MUMBAI: Global gold demand dropped by 23 per cent during January-March quarter of this year to 815.7 tonne compared to the same period of 2020, mainly driven by outflows of gold-backed exchange-traded funds (ETFs) and low Central bank buying, according to a World Gold Council (WGC) report.
The overall gold demand stood at 1,059.9 tonne during the January-March quarter of 2020, according to WGC’s Gold Demand Trends Q1 2021 report.
The January-March quarter witnessed 71 per cent decline in investment demand at 161.6 tonne compared to 549.6 tonne in the same quarter of 2020, mainly on account of hefty outflows from gold ETFs.
During the quarter there was strong outflows from gold ETFs, which lost 177.9 tonne in the first quarter compared to 299.1 tonne in the corresponding quarter of 2020, as higher interest rates and a downward price trend of the precious metal weighed on investor sentiment, it said.
However, bar and coin investment went up by 36 per cent year-on-year to 339.5 tonne during the quarter under review as against 250.5 tonne, mainly on account of the opportunity to buy at lower prices as well as by expectations of building inflationary pressures, it pointed out.

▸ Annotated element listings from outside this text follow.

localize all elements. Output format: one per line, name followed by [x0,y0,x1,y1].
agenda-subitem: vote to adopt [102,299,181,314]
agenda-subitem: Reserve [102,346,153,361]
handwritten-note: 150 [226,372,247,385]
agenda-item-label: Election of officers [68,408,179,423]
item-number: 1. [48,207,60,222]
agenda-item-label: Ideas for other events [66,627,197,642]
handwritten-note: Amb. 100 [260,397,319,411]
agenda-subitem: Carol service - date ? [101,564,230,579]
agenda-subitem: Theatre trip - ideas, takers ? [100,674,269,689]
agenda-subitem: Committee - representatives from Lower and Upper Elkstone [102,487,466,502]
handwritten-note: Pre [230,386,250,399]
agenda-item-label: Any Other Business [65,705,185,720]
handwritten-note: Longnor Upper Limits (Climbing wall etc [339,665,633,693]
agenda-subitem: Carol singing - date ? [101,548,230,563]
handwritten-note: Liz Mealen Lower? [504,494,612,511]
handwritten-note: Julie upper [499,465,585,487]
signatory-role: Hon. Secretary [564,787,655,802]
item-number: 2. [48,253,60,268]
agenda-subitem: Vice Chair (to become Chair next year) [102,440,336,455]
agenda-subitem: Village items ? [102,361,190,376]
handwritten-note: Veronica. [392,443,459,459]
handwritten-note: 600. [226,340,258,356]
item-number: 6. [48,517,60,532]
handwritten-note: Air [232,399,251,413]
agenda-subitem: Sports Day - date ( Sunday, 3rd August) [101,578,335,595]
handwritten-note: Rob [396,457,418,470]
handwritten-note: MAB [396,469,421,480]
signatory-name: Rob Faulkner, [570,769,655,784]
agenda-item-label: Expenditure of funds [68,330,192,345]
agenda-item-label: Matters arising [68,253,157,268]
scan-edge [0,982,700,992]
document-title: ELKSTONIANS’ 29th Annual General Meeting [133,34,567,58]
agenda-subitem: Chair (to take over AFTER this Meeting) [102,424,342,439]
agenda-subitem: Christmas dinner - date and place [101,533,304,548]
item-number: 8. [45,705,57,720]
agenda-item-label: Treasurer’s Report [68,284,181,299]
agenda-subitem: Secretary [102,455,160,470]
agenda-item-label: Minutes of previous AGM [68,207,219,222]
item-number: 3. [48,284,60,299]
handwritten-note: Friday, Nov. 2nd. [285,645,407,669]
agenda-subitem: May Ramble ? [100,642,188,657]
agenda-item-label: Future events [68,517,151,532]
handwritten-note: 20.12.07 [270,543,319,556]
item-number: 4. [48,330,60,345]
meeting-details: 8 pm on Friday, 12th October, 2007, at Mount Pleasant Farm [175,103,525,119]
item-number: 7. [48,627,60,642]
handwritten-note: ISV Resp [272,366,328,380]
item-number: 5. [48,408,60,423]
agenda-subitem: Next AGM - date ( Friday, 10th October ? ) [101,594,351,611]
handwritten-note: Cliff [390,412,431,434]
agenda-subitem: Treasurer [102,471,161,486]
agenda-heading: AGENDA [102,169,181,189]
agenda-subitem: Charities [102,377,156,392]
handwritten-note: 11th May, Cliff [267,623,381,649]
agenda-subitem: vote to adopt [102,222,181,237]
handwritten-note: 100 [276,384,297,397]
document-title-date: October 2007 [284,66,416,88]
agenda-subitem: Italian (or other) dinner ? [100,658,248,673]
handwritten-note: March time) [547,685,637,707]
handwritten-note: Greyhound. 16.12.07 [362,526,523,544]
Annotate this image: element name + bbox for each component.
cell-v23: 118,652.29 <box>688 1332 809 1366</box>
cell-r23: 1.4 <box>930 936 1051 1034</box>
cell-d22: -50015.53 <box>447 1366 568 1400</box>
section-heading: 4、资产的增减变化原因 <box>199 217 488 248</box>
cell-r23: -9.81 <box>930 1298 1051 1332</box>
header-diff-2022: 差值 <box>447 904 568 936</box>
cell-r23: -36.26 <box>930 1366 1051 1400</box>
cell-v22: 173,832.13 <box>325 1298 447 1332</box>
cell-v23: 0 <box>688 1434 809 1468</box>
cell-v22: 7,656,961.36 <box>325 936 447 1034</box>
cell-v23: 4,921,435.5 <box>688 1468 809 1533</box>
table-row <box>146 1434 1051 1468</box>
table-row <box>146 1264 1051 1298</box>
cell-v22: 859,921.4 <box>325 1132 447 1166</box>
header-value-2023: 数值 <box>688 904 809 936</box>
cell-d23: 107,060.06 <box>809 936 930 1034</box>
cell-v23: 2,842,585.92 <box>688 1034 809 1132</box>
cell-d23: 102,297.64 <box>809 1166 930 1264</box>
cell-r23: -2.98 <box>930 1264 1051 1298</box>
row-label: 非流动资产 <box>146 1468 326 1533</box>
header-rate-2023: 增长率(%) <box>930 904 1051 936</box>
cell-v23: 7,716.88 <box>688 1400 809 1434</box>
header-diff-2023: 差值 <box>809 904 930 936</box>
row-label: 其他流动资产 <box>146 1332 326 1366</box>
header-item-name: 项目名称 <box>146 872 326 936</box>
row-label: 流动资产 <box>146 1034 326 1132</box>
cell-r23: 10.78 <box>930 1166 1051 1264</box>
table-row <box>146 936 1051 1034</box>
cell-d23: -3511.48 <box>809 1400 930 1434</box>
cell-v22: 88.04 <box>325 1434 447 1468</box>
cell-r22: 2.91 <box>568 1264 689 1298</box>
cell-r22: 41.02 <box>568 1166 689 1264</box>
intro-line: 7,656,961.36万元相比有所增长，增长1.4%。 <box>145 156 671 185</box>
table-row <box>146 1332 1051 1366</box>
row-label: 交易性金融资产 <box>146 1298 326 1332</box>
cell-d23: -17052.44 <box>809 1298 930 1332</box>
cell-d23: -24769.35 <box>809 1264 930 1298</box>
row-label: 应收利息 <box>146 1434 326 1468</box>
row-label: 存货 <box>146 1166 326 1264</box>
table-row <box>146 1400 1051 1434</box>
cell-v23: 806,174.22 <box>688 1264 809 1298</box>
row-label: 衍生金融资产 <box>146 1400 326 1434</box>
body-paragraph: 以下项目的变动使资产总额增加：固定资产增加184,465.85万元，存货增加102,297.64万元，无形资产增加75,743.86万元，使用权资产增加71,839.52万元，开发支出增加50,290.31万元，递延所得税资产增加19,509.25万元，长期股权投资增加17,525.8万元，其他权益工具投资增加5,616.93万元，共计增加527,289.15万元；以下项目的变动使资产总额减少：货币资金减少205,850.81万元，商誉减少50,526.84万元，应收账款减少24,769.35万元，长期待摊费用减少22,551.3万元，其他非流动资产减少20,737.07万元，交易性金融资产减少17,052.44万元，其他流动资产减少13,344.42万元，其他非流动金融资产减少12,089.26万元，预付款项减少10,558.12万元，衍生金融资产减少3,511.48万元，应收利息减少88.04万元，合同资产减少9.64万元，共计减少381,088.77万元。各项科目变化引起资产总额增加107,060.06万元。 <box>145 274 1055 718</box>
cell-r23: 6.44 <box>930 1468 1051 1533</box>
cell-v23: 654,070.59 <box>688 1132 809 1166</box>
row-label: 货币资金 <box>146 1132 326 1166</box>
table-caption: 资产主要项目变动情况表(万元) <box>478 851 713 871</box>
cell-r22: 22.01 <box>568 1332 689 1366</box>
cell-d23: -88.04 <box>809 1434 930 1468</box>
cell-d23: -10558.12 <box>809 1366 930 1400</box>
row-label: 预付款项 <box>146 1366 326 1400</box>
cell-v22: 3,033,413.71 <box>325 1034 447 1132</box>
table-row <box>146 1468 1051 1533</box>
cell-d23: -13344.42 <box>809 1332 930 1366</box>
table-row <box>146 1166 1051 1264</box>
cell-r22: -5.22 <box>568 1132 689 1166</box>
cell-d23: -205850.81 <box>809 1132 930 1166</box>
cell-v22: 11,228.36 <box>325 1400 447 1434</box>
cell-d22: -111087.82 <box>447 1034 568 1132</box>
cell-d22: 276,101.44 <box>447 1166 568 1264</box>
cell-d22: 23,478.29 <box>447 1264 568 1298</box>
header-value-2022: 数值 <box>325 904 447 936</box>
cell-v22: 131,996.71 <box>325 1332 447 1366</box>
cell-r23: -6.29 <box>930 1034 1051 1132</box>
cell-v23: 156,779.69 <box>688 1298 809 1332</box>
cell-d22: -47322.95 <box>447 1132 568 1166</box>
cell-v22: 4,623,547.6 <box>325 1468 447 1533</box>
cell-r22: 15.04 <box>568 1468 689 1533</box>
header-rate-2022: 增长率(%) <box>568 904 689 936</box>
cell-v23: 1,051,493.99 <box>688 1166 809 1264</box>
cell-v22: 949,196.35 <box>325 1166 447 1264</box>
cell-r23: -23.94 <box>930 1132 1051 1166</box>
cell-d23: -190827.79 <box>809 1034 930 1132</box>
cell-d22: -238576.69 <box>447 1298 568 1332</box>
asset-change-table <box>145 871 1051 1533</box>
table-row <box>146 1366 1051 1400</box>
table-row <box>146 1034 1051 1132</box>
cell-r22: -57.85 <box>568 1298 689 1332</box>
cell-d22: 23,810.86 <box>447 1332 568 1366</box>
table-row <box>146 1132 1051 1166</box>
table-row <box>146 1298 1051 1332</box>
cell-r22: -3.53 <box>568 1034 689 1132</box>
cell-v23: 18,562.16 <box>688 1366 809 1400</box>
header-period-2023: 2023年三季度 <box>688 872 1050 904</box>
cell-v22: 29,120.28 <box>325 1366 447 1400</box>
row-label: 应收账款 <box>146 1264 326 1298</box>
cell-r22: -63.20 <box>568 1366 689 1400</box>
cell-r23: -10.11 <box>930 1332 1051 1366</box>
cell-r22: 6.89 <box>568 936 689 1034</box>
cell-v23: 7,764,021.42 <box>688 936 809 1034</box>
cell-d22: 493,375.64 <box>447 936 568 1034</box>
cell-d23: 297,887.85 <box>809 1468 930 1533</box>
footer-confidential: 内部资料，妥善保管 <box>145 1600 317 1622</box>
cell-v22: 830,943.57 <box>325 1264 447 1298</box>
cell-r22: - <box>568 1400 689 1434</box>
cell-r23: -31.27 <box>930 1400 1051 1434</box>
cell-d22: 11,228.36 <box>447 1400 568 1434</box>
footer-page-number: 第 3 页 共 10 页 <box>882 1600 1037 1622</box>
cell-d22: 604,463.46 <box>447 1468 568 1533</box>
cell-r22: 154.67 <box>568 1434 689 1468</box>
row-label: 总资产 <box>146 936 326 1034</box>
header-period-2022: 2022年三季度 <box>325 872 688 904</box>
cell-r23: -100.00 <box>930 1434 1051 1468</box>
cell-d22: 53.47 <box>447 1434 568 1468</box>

Gold prices during the quarter softened to by 4.21 per cent to around $1,795 an ounce compared to $1,874 in the October-December 2020. However, year-on-year gold price stood at around $1,583 during January-March, up 13.32 per cent.
Meanwhile, central banks bought a net total of 95 tonne of gold in the first quarter compared to 124.1 tonne in the same period of 2020, 23 per cent lower, said the WGC report.
The Reserve Bank buying was slightly up at 18.7 tonne during the January-March quarter compared to 18 tonne during the same period of 2020.
The report further said that after the shock of 2020, jewellery demand recovered during the first quarter but remained subdued compared with previous historical levels.
Jewellery demand during the quarter was up by 52 per cent at 477.4 tonne compared with 313.2 tonne in the corresponding period of 2020, mainly due to recovery in India and China, it said.
“The jewellery demand recovered to witness a growth of 52 per cent is following rebound seen in every market, softer gold prices, festivals and weddings, pent-up demand and receding effect of the pandemic in China,” WGC managing director, India, Somasundaram PR said.
Demand for gold for use in technology was 11 per cent higher annually in the quarter compared to the same quarter the preceding year, as consumer confidence continued to recover.
Gold demand for technology during January-March was at 81.1 tonne compared with 72.9 tonne in the same period of 2020.
As countries around the world continue their recoveries, economies have started to cautiously re-open leading to an encouraging return in consumer confidence in the first quarter, as illustrated by the stellar rise in gold jewellery demand, WGC senior markets analyst Louise Street said.
“Conversely, having seen investors take shelter in gold from the initial impact of Covid-19, Q1 2021 saw a sell-off in the gold price as confidence in economic recovery grew and US interest rates rose sharply.
“Despite this, gold retains its relevance in well-balanced portfolios, especially with a risk of inflation looming. Looking ahead to the rest of the year, we see reasons to be optimistic about the gold market as its main drivers remain well supported,” she added.